Block design activations with a 50% duty cycle were used in this study since they maximize the detectability of activation (Birn et al., 2002; Liu et al., 2001). These results, however, could also be extended to event-related activations since the relationship between blocked and event-related detectability as a function of duty cycle is known (Birn and Bandettini, 2005; Birn et al., 2002). For example, Birn and colleagues found that detectability of an optimized event-related regressor with a 50% duty cycle and with a minimum stimulus length of 1sec (the same as the TR) is approximately half that of the block design regressor used in the simulations above. To achieve the same statistical power, this implies that the required scan duration needs to be four times longer than the values reported in this paper. However, if the minimum stimulus length increases beyond the TR, detectability also increases reducing the required scan duration.

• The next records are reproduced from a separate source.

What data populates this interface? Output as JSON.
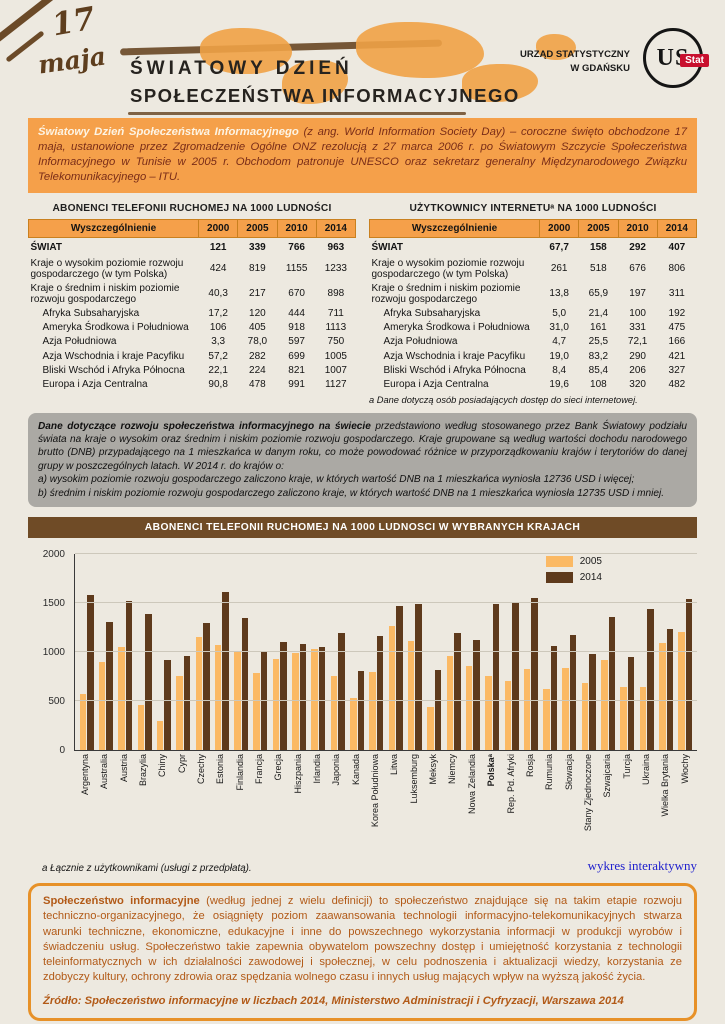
{
  "colors": {
    "accent_orange": "#F5A04A",
    "title_bar_brown": "#6F4B26",
    "bar_2005": "#FBB964",
    "bar_2014": "#5E3A1C",
    "note_gray": "#ABA9A4",
    "footer_text": "#B25A17",
    "footer_border": "#E79128",
    "link_blue": "#2020CD"
  },
  "header": {
    "day": "17",
    "month": "maja",
    "title_line1": "ŚWIATOWY DZIEŃ",
    "title_line2": "SPOŁECZEŃSTWA INFORMACYJNEGO",
    "office_line1": "URZĄD STATYSTYCZNY",
    "office_line2": "W GDAŃSKU",
    "logo_us": "US",
    "logo_stat": "Stat"
  },
  "intro": {
    "lead": "Światowy Dzień Społeczeństwa Informacyjnego",
    "body": "(z ang. World Information Society Day) – coroczne święto obchodzone 17 maja, ustanowione przez Zgromadzenie Ogólne ONZ rezolucją z 27 marca 2006 r. po Światowym Szczycie Społeczeństwa Informacyjnego w Tunisie w 2005 r. Obchodom patronuje UNESCO oraz sekretarz generalny Międzynarodowego Związku Telekomunikacyjnego – ITU."
  },
  "tables": [
    {
      "title": "ABONENCI TELEFONII RUCHOMEJ NA 1000 LUDNOŚCI",
      "columns": [
        "Wyszczególnienie",
        "2000",
        "2005",
        "2010",
        "2014"
      ],
      "rows": [
        {
          "label": "ŚWIAT",
          "bold": true,
          "indent": 0,
          "values": [
            "121",
            "339",
            "766",
            "963"
          ]
        },
        {
          "label": "Kraje o wysokim poziomie rozwoju gospodarczego (w tym Polska)",
          "bold": false,
          "indent": 0,
          "values": [
            "424",
            "819",
            "1155",
            "1233"
          ]
        },
        {
          "label": "Kraje o średnim i niskim poziomie rozwoju gospodarczego",
          "bold": false,
          "indent": 0,
          "values": [
            "40,3",
            "217",
            "670",
            "898"
          ]
        },
        {
          "label": "Afryka Subsaharyjska",
          "bold": false,
          "indent": 1,
          "values": [
            "17,2",
            "120",
            "444",
            "711"
          ]
        },
        {
          "label": "Ameryka Środkowa i Południowa",
          "bold": false,
          "indent": 1,
          "values": [
            "106",
            "405",
            "918",
            "1113"
          ]
        },
        {
          "label": "Azja Południowa",
          "bold": false,
          "indent": 1,
          "values": [
            "3,3",
            "78,0",
            "597",
            "750"
          ]
        },
        {
          "label": "Azja Wschodnia i kraje Pacyfiku",
          "bold": false,
          "indent": 1,
          "values": [
            "57,2",
            "282",
            "699",
            "1005"
          ]
        },
        {
          "label": "Bliski Wschód i Afryka Północna",
          "bold": false,
          "indent": 1,
          "values": [
            "22,1",
            "224",
            "821",
            "1007"
          ]
        },
        {
          "label": "Europa i Azja Centralna",
          "bold": false,
          "indent": 1,
          "values": [
            "90,8",
            "478",
            "991",
            "1127"
          ]
        }
      ],
      "footnote": ""
    },
    {
      "title": "UŻYTKOWNICY INTERNETUᵃ NA 1000 LUDNOŚCI",
      "columns": [
        "Wyszczególnienie",
        "2000",
        "2005",
        "2010",
        "2014"
      ],
      "rows": [
        {
          "label": "ŚWIAT",
          "bold": true,
          "indent": 0,
          "values": [
            "67,7",
            "158",
            "292",
            "407"
          ]
        },
        {
          "label": "Kraje o wysokim poziomie rozwoju gospodarczego (w tym Polska)",
          "bold": false,
          "indent": 0,
          "values": [
            "261",
            "518",
            "676",
            "806"
          ]
        },
        {
          "label": "Kraje o średnim i niskim poziomie rozwoju gospodarczego",
          "bold": false,
          "indent": 0,
          "values": [
            "13,8",
            "65,9",
            "197",
            "311"
          ]
        },
        {
          "label": "Afryka Subsaharyjska",
          "bold": false,
          "indent": 1,
          "values": [
            "5,0",
            "21,4",
            "100",
            "192"
          ]
        },
        {
          "label": "Ameryka Środkowa i Południowa",
          "bold": false,
          "indent": 1,
          "values": [
            "31,0",
            "161",
            "331",
            "475"
          ]
        },
        {
          "label": "Azja Południowa",
          "bold": false,
          "indent": 1,
          "values": [
            "4,7",
            "25,5",
            "72,1",
            "166"
          ]
        },
        {
          "label": "Azja Wschodnia i kraje Pacyfiku",
          "bold": false,
          "indent": 1,
          "values": [
            "19,0",
            "83,2",
            "290",
            "421"
          ]
        },
        {
          "label": "Bliski Wschód i Afryka Północna",
          "bold": false,
          "indent": 1,
          "values": [
            "8,4",
            "85,4",
            "206",
            "327"
          ]
        },
        {
          "label": "Europa i Azja Centralna",
          "bold": false,
          "indent": 1,
          "values": [
            "19,6",
            "108",
            "320",
            "482"
          ]
        }
      ],
      "footnote": "a Dane dotyczą osób posiadających dostęp do sieci internetowej."
    }
  ],
  "note_box": {
    "lead": "Dane dotyczące rozwoju społeczeństwa informacyjnego na świecie",
    "body": "przedstawiono według stosowanego przez Bank Światowy podziału świata na kraje o wysokim oraz średnim i niskim poziomie rozwoju gospodarczego. Kraje grupowane są według wartości dochodu narodowego brutto (DNB) przypadającego na 1 mieszkańca w danym roku, co może powodować różnice w przyporządkowaniu krajów i terytoriów do danej grupy w poszczególnych latach. W 2014 r. do krajów o:",
    "item_a": "a) wysokim poziomie rozwoju gospodarczego zaliczono kraje, w których wartość DNB na 1 mieszkańca wyniosła 12736 USD i więcej;",
    "item_b": "b) średnim i niskim poziomie rozwoju gospodarczego zaliczono kraje, w których wartość DNB na 1 mieszkańca wyniosła 12735 USD i mniej."
  },
  "chart_data": {
    "type": "bar",
    "title": "ABONENCI TELEFONII RUCHOMEJ NA 1000 LUDNOSCI W WYBRANYCH KRAJACH",
    "ylim": [
      0,
      2000
    ],
    "yticks": [
      0,
      500,
      1000,
      1500,
      2000
    ],
    "grid": true,
    "legend_position": "top-right",
    "categories": [
      "Argentyna",
      "Australia",
      "Austria",
      "Brazylia",
      "Chiny",
      "Cypr",
      "Czechy",
      "Estonia",
      "Finlandia",
      "Francja",
      "Grecja",
      "Hiszpania",
      "Irlandia",
      "Japonia",
      "Kanada",
      "Korea Południowa",
      "Litwa",
      "Luksemburg",
      "Meksyk",
      "Niemcy",
      "Nowa Zelandia",
      "Polskaᵃ",
      "Rep. Pd. Afryki",
      "Rosja",
      "Rumunia",
      "Słowacja",
      "Stany Zjednoczone",
      "Szwajcaria",
      "Turcja",
      "Ukraina",
      "Wielka Brytania",
      "Włochy"
    ],
    "bold_categories": [
      "Polskaᵃ"
    ],
    "series": [
      {
        "name": "2005",
        "color": "#FBB964",
        "values": [
          570,
          900,
          1050,
          460,
          300,
          760,
          1150,
          1070,
          1000,
          790,
          930,
          990,
          1030,
          760,
          530,
          800,
          1270,
          1110,
          440,
          960,
          860,
          760,
          710,
          830,
          620,
          840,
          680,
          920,
          640,
          640,
          1090,
          1210
        ]
      },
      {
        "name": "2014",
        "color": "#5E3A1C",
        "values": [
          1580,
          1310,
          1520,
          1390,
          920,
          960,
          1300,
          1610,
          1350,
          1000,
          1100,
          1080,
          1050,
          1200,
          810,
          1160,
          1470,
          1490,
          820,
          1200,
          1120,
          1490,
          1500,
          1550,
          1060,
          1170,
          980,
          1360,
          950,
          1440,
          1240,
          1540
        ]
      }
    ],
    "footnote": "a Łącznie z użytkownikami (usługi z przedpłatą).",
    "link": "wykres interaktywny"
  },
  "footer": {
    "lead": "Społeczeństwo informacyjne",
    "body": "(według jednej z wielu definicji) to społeczeństwo znajdujące się na takim etapie rozwoju techniczno-organizacyjnego, że osiągnięty poziom zaawansowania technologii informacyjno-telekomunikacyjnych stwarza warunki techniczne, ekonomiczne, edukacyjne i inne do powszechnego wykorzystania informacji w produkcji wyrobów i świadczeniu usług. Społeczeństwo takie zapewnia obywatelom powszechny dostęp i umiejętność korzystania z technologii teleinformatycznych w ich działalności zawodowej i społecznej, w celu podnoszenia i aktualizacji wiedzy, korzystania ze zdobyczy kultury, ochrony zdrowia oraz spędzania wolnego czasu i innych usług mających wpływ na wyższą jakość życia.",
    "source": "Źródło: Społeczeństwo informacyjne w liczbach 2014, Ministerstwo Administracji i Cyfryzacji, Warszawa 2014"
  }
}
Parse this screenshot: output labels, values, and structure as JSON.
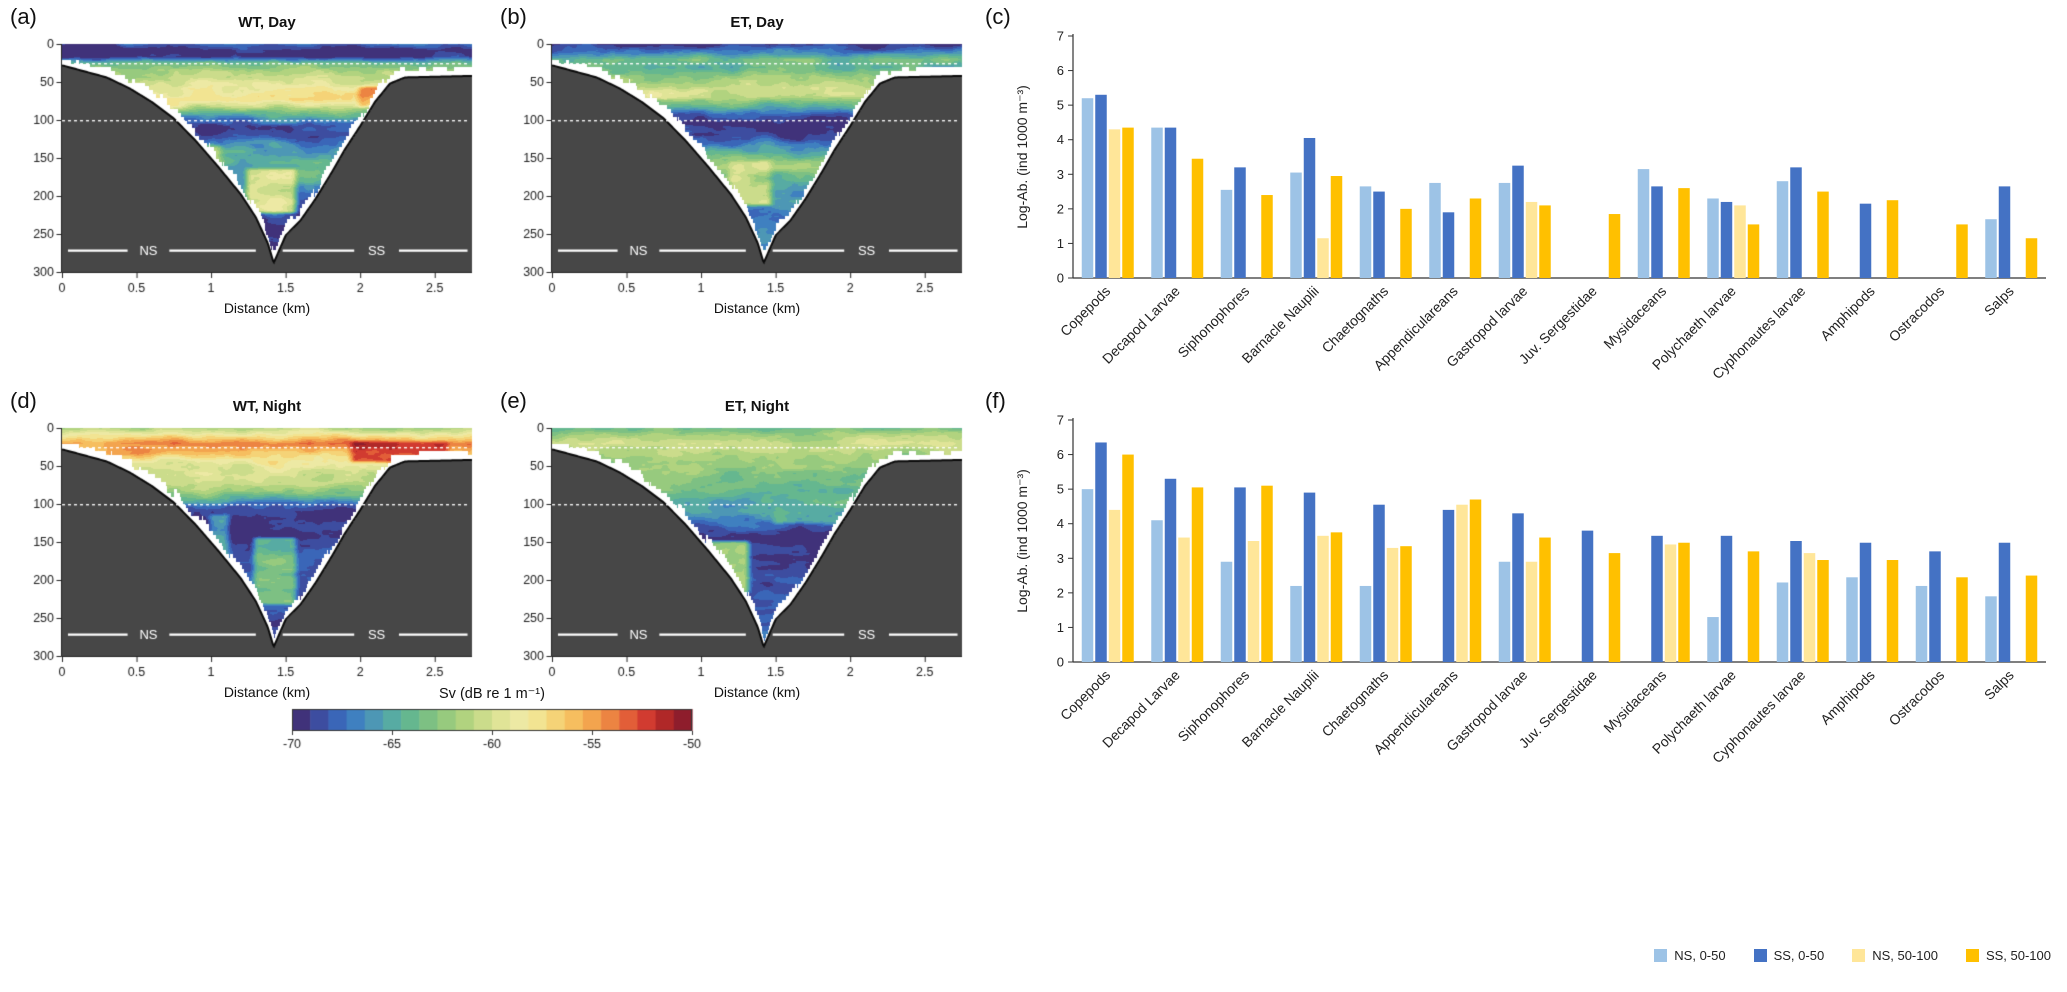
{
  "page": {
    "background": "#ffffff"
  },
  "colorbar": {
    "title": "Sv (dB re 1 m⁻¹)",
    "ticks": [
      -70,
      -65,
      -60,
      -55,
      -50
    ],
    "range": [
      -70,
      -50
    ],
    "colors": [
      "#40327A",
      "#3D4DA0",
      "#3A66B8",
      "#3F80C0",
      "#4D97B5",
      "#57ABA3",
      "#65B78F",
      "#7DC083",
      "#97CA7E",
      "#B1D37F",
      "#CBDC8B",
      "#E0E497",
      "#EDE9A4",
      "#F2E492",
      "#F5D377",
      "#F6BE5F",
      "#F3A44E",
      "#EC8442",
      "#E25E38",
      "#D13B30",
      "#B02828",
      "#8E1D2C"
    ]
  },
  "echo_shared": {
    "xlabel": "Distance (km)",
    "ylabel": "Depth (m)",
    "xticks": [
      0,
      0.5,
      1,
      1.5,
      2,
      2.5
    ],
    "yticks": [
      0,
      50,
      100,
      150,
      200,
      250,
      300
    ],
    "xlim": [
      0,
      2.75
    ],
    "ylim": [
      0,
      300
    ],
    "dotted_lines_m": [
      25,
      100
    ],
    "region_line_depth_m": 272,
    "seafloor_color": "#474747",
    "region_labels": [
      {
        "text": "NS",
        "km": 0.58,
        "segments": [
          [
            0.04,
            0.44
          ],
          [
            0.72,
            1.3
          ]
        ]
      },
      {
        "text": "SS",
        "km": 2.11,
        "segments": [
          [
            1.48,
            1.96
          ],
          [
            2.26,
            2.72
          ]
        ]
      }
    ],
    "bathymetry_km_m": [
      [
        0,
        28
      ],
      [
        0.15,
        36
      ],
      [
        0.3,
        44
      ],
      [
        0.45,
        58
      ],
      [
        0.6,
        76
      ],
      [
        0.75,
        98
      ],
      [
        0.9,
        128
      ],
      [
        1.05,
        162
      ],
      [
        1.2,
        198
      ],
      [
        1.3,
        228
      ],
      [
        1.38,
        262
      ],
      [
        1.42,
        288
      ],
      [
        1.5,
        252
      ],
      [
        1.6,
        232
      ],
      [
        1.7,
        204
      ],
      [
        1.8,
        172
      ],
      [
        1.9,
        138
      ],
      [
        2,
        108
      ],
      [
        2.1,
        76
      ],
      [
        2.2,
        52
      ],
      [
        2.3,
        44
      ],
      [
        2.75,
        42
      ]
    ]
  },
  "chart_data": [
    {
      "id": "a",
      "letter": "(a)",
      "type": "heatmap",
      "title": "WT, Day",
      "xlabel": "Distance (km)",
      "ylabel": "Depth (m)",
      "seed": 3,
      "noise_amp": 2.6,
      "sv_depth_profile": [
        [
          0,
          -68
        ],
        [
          8,
          -70
        ],
        [
          16,
          -69.5
        ],
        [
          24,
          -64
        ],
        [
          34,
          -62
        ],
        [
          48,
          -60.5
        ],
        [
          62,
          -58.5
        ],
        [
          72,
          -57.5
        ],
        [
          80,
          -59
        ],
        [
          90,
          -63.5
        ],
        [
          98,
          -66.5
        ],
        [
          108,
          -69.3
        ],
        [
          122,
          -68.5
        ],
        [
          138,
          -65.5
        ],
        [
          152,
          -64
        ],
        [
          168,
          -64.5
        ],
        [
          185,
          -66
        ],
        [
          205,
          -67.5
        ],
        [
          230,
          -68.5
        ],
        [
          290,
          -69
        ]
      ],
      "patches": [
        {
          "km": [
            1.95,
            2.5
          ],
          "m": [
            52,
            85
          ],
          "sv": -54.5
        },
        {
          "km": [
            1.2,
            1.6
          ],
          "m": [
            160,
            225
          ],
          "sv": -59
        },
        {
          "km": [
            0.85,
            1.1
          ],
          "m": [
            130,
            170
          ],
          "sv": -62
        }
      ]
    },
    {
      "id": "b",
      "letter": "(b)",
      "type": "heatmap",
      "title": "ET, Day",
      "xlabel": "Distance (km)",
      "ylabel": "Depth (m)",
      "seed": 11,
      "noise_amp": 2.4,
      "sv_depth_profile": [
        [
          0,
          -69.5
        ],
        [
          10,
          -67
        ],
        [
          20,
          -63.5
        ],
        [
          30,
          -64.5
        ],
        [
          42,
          -62.5
        ],
        [
          56,
          -61
        ],
        [
          68,
          -61.5
        ],
        [
          80,
          -64
        ],
        [
          92,
          -67.5
        ],
        [
          104,
          -69.6
        ],
        [
          118,
          -69.2
        ],
        [
          132,
          -66.5
        ],
        [
          148,
          -63.5
        ],
        [
          162,
          -62.5
        ],
        [
          178,
          -64
        ],
        [
          198,
          -66
        ],
        [
          222,
          -67
        ],
        [
          290,
          -68
        ]
      ],
      "patches": [
        {
          "km": [
            0.5,
            1.1
          ],
          "m": [
            55,
            75
          ],
          "sv": -60
        },
        {
          "km": [
            1.15,
            1.5
          ],
          "m": [
            150,
            215
          ],
          "sv": -60.5
        }
      ]
    },
    {
      "id": "d",
      "letter": "(d)",
      "type": "heatmap",
      "title": "WT, Night",
      "xlabel": "Distance (km)",
      "ylabel": "Depth (m)",
      "seed": 23,
      "noise_amp": 2.4,
      "sv_depth_profile": [
        [
          0,
          -61
        ],
        [
          10,
          -57.5
        ],
        [
          20,
          -54
        ],
        [
          30,
          -55.5
        ],
        [
          42,
          -58
        ],
        [
          56,
          -60
        ],
        [
          70,
          -60.5
        ],
        [
          82,
          -62
        ],
        [
          92,
          -64.5
        ],
        [
          100,
          -67
        ],
        [
          110,
          -69.4
        ],
        [
          135,
          -69.6
        ],
        [
          165,
          -68.5
        ],
        [
          195,
          -68
        ],
        [
          225,
          -68.5
        ],
        [
          290,
          -69
        ]
      ],
      "patches": [
        {
          "km": [
            1.9,
            2.62
          ],
          "m": [
            14,
            48
          ],
          "sv": -51.5
        },
        {
          "km": [
            0.05,
            0.75
          ],
          "m": [
            16,
            36
          ],
          "sv": -55.5
        },
        {
          "km": [
            1.25,
            1.6
          ],
          "m": [
            140,
            235
          ],
          "sv": -63
        },
        {
          "km": [
            0.95,
            1.15
          ],
          "m": [
            110,
            200
          ],
          "sv": -65
        }
      ]
    },
    {
      "id": "e",
      "letter": "(e)",
      "type": "heatmap",
      "title": "ET, Night",
      "xlabel": "Distance (km)",
      "ylabel": "Depth (m)",
      "seed": 31,
      "noise_amp": 2.1,
      "sv_depth_profile": [
        [
          0,
          -63.5
        ],
        [
          10,
          -61.5
        ],
        [
          20,
          -60
        ],
        [
          32,
          -61.5
        ],
        [
          46,
          -62.5
        ],
        [
          62,
          -63
        ],
        [
          78,
          -63.5
        ],
        [
          92,
          -64.5
        ],
        [
          108,
          -65.5
        ],
        [
          122,
          -67.5
        ],
        [
          140,
          -69.4
        ],
        [
          170,
          -69.8
        ],
        [
          200,
          -69
        ],
        [
          235,
          -68
        ],
        [
          290,
          -68
        ]
      ],
      "patches": [
        {
          "km": [
            1.45,
            2.35
          ],
          "m": [
            92,
            128
          ],
          "sv": -64.5
        },
        {
          "km": [
            1.0,
            1.35
          ],
          "m": [
            145,
            220
          ],
          "sv": -61.5
        },
        {
          "km": [
            0.3,
            0.9
          ],
          "m": [
            20,
            40
          ],
          "sv": -61
        }
      ]
    },
    {
      "id": "c",
      "letter": "(c)",
      "type": "bar",
      "ylabel": "Log-Ab. (ind 1000 m⁻³)",
      "ylim": [
        0,
        7
      ],
      "yticks": [
        0,
        1,
        2,
        3,
        4,
        5,
        6,
        7
      ],
      "categories": [
        "Copepods",
        "Decapod Larvae",
        "Siphonophores",
        "Barnacle Nauplii",
        "Chaetognaths",
        "Appendiculareans",
        "Gastropod larvae",
        "Juv. Sergestidae",
        "Mysidaceans",
        "Polychaeth larvae",
        "Cyphonautes larvae",
        "Amphipods",
        "Ostracodos",
        "Salps"
      ],
      "series": [
        {
          "name": "NS, 0-50",
          "color": "#9DC3E6",
          "values": [
            5.2,
            4.35,
            2.55,
            3.05,
            2.65,
            2.75,
            2.75,
            null,
            3.15,
            2.3,
            2.8,
            null,
            null,
            1.7
          ]
        },
        {
          "name": "SS, 0-50",
          "color": "#4472C4",
          "values": [
            5.3,
            4.35,
            3.2,
            4.05,
            2.5,
            1.9,
            3.25,
            null,
            2.65,
            2.2,
            3.2,
            2.15,
            null,
            2.65
          ]
        },
        {
          "name": "NS, 50-100",
          "color": "#FFE699",
          "values": [
            4.3,
            null,
            null,
            1.15,
            null,
            null,
            2.2,
            null,
            null,
            2.1,
            null,
            null,
            null,
            null
          ]
        },
        {
          "name": "SS, 50-100",
          "color": "#FFC000",
          "values": [
            4.35,
            3.45,
            2.4,
            2.95,
            2.0,
            2.3,
            2.1,
            1.85,
            2.6,
            1.55,
            2.5,
            2.25,
            1.55,
            1.15
          ]
        }
      ]
    },
    {
      "id": "f",
      "letter": "(f)",
      "type": "bar",
      "ylabel": "Log-Ab. (ind 1000 m⁻³)",
      "ylim": [
        0,
        7
      ],
      "yticks": [
        0,
        1,
        2,
        3,
        4,
        5,
        6,
        7
      ],
      "categories": [
        "Copepods",
        "Decapod Larvae",
        "Siphonophores",
        "Barnacle Nauplii",
        "Chaetognaths",
        "Appendiculareans",
        "Gastropod larvae",
        "Juv. Sergestidae",
        "Mysidaceans",
        "Polychaeth larvae",
        "Cyphonautes larvae",
        "Amphipods",
        "Ostracodos",
        "Salps"
      ],
      "series": [
        {
          "name": "NS, 0-50",
          "color": "#9DC3E6",
          "values": [
            5.0,
            4.1,
            2.9,
            2.2,
            2.2,
            null,
            2.9,
            null,
            null,
            1.3,
            2.3,
            2.45,
            2.2,
            1.9
          ]
        },
        {
          "name": "SS, 0-50",
          "color": "#4472C4",
          "values": [
            6.35,
            5.3,
            5.05,
            4.9,
            4.55,
            4.4,
            4.3,
            3.8,
            3.65,
            3.65,
            3.5,
            3.45,
            3.2,
            3.45
          ]
        },
        {
          "name": "NS, 50-100",
          "color": "#FFE699",
          "values": [
            4.4,
            3.6,
            3.5,
            3.65,
            3.3,
            4.55,
            2.9,
            null,
            3.4,
            null,
            3.15,
            null,
            null,
            null
          ]
        },
        {
          "name": "SS, 50-100",
          "color": "#FFC000",
          "values": [
            6.0,
            5.05,
            5.1,
            3.75,
            3.35,
            4.7,
            3.6,
            3.15,
            3.45,
            3.2,
            2.95,
            2.95,
            2.45,
            2.5
          ]
        }
      ]
    }
  ],
  "legend": [
    {
      "label": "NS, 0-50",
      "color": "#9DC3E6"
    },
    {
      "label": "SS, 0-50",
      "color": "#4472C4"
    },
    {
      "label": "NS, 50-100",
      "color": "#FFE699"
    },
    {
      "label": "SS, 50-100",
      "color": "#FFC000"
    }
  ]
}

To map small brain structures accurately, both high-resolution scans and high TSNR values are required. For example, ocular dominance columns have been mapped using fMRI but only at high field strengths (≥4T) (Cheng et al., 2001; Menon et al., 1997). The difficulty of detecting such small structures at lower field strengths (where SNR is limited at high spatial resolution) is evident in the current results. Cheng and colleagues (Cheng et al., 2001) using a surface coil and 1×1×1mm³ voxels at 4 Tesla, measured the SNR in their region-of-interest to be ~50. Figure 1 shows that the surface coil increased the SNR to approximately that found in 7T magnets equipped with standard head coils. Converting this to a TSNR value in gray matter using Figure 1 gives a value of approximately 40. The measured effect size difference between the left and right eye activation was between 1% and 2%. This corresponds closely to those values found by Menon and colleagues at 4 Tesla and a voxel volume of 0.547×0.547×4mm³ (Menon et al., 1997). Figure 9 shows that it is possible to detect these activations at this TSNR level, albeit with a reasonably long scan duration. However, if we assume that SNR scales linearly with field strength, then at 3T with a similar surface coil SNR is ~37.5. This corresponds to a TSNR value of approximately 30. For a reasonable threshold of P = 5×10⁻⁶, it would take ~600 time points to detect activation with an effect size of 2% and ~2400 to detect a 1% change. Since Cheng and colleagues collected only 150 volumes over 24 minutes, it seems unlikely that detection of this activation at 3T would be possible. This could explain the inability to map ocular dominance columns with 3T scanners, especially when equipped with standard birdcage coils. However, if the TSNR is increased, the scan duration required can be drastically. Increasing the TSNR by 50% to 45, can reduce the number of time points to detect a 1% change to ~1000. Doubling the TSNR to 60 will reduce the necessary scan duration 4-fold. With recent SNR, and thus TSNR, increases realized by hardware advances such as multi-channel coils yielding 3-fold improvements (Bodurka et al., 2004; de Zwart et al., 2002; Hayes et al., 1991; Porter et al., 1998), the sensitivity required to map these small structures should be achievable at field strengths lower then 4T.

Conclusions

Using theory, simulated and experimental data, a relationship between TSNR, effect size and scan duration is derived. The importance of the TSNR measure for fMRI has been shown. As spatial resolution increases, TSNR decreases, resulting in limited detection of activation in a given experimental time. If the goal is to image at columnar resolution with an effect size of 1% at 3T using standard techniques, doubling the TSNR can decrease the required experiment length four fold. To increase TSNR and hence reduce the required scan duration, higher field strengths or improved coil technologies are required.